Drawn from a letter penned by debut author Sieracki’s grandfather Leonard to his wife, the titular Josephine, this book presents a largely paint-by-numbers tour of the European theater of World War II. Training, traveling, bonding with fellow soldiers, and infantry combat are covered with a generalized expediency—assuming, more or less, that readers have seen a war movie before and know how this goes. Secondary characters get short shrift—Jo herself only exists to pine for her beau back home in Ohio, with barely a trace of her interior life or wartime experience, and a completely fabricated Puerto Rican corpsmate serves to spark an anachronistic (and virtue-signaling) exchange on American immigration policy that pulls readers out of the intended setting.
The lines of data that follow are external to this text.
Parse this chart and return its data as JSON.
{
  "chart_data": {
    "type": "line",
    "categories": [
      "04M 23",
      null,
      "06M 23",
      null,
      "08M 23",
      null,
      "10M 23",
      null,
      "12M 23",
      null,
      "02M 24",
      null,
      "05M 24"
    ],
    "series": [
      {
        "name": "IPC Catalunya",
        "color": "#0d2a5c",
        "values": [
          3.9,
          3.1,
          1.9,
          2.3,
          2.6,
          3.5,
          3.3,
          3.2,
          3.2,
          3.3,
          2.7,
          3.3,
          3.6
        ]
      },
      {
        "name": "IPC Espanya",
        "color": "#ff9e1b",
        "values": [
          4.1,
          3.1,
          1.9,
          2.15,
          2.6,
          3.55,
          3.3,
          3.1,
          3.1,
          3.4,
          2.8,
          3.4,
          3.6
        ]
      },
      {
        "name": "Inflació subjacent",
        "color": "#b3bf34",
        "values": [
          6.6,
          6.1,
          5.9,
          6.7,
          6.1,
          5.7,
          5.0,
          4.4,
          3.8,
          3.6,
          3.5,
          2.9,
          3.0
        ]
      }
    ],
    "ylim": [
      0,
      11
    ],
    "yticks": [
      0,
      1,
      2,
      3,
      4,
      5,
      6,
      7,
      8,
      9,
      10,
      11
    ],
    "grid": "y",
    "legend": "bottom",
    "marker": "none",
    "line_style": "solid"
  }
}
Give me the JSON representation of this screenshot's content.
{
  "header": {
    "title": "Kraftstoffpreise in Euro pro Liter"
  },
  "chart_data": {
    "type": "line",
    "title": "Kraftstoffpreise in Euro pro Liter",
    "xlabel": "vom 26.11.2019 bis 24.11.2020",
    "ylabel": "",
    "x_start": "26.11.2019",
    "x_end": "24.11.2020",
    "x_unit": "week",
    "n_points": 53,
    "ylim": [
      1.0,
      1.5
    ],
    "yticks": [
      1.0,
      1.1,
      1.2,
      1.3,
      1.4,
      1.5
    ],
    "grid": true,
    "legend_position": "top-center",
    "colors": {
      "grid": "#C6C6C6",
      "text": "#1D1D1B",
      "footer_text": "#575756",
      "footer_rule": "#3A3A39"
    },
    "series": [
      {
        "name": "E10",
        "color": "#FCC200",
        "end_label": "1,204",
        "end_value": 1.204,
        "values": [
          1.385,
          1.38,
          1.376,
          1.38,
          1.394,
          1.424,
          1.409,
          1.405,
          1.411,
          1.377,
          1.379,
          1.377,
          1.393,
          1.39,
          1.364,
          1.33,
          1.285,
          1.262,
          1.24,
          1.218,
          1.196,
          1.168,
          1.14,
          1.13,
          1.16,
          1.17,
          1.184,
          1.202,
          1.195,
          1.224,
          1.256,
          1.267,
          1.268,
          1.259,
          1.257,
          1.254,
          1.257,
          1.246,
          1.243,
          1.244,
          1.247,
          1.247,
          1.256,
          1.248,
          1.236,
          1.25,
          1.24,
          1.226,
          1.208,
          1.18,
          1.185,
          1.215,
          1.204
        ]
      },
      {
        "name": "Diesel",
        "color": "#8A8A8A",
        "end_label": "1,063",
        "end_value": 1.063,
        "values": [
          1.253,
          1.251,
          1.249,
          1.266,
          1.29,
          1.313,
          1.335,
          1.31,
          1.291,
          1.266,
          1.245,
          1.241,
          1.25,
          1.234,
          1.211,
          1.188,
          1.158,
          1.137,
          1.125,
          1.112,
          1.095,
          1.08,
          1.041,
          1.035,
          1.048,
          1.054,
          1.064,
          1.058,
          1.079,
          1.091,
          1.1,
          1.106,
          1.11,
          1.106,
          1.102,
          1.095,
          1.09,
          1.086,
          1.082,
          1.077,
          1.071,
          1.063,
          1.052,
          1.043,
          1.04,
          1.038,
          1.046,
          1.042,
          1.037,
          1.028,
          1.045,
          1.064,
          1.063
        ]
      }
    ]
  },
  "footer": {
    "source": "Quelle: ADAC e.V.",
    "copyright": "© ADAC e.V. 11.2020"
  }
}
Sieracki’s writing is most engaging at moments of personal struggle—loss, loneliness, and shell-shock feel thoughtfully lived-in, and Williams’s (
Gothic Tales of Haunted Love) artwork flourishes during firefights. Yet the disconnect between the art and story is palpable, with the illustrated thrill of combat overwhelming more subtle aspects of the narrative.
VERDICT Leaning hard on cultural wartime tropes and cartoonish bouts of combat, this tale misses an opportunity to share a meaningful, specific story by painting in the broadest of strokes.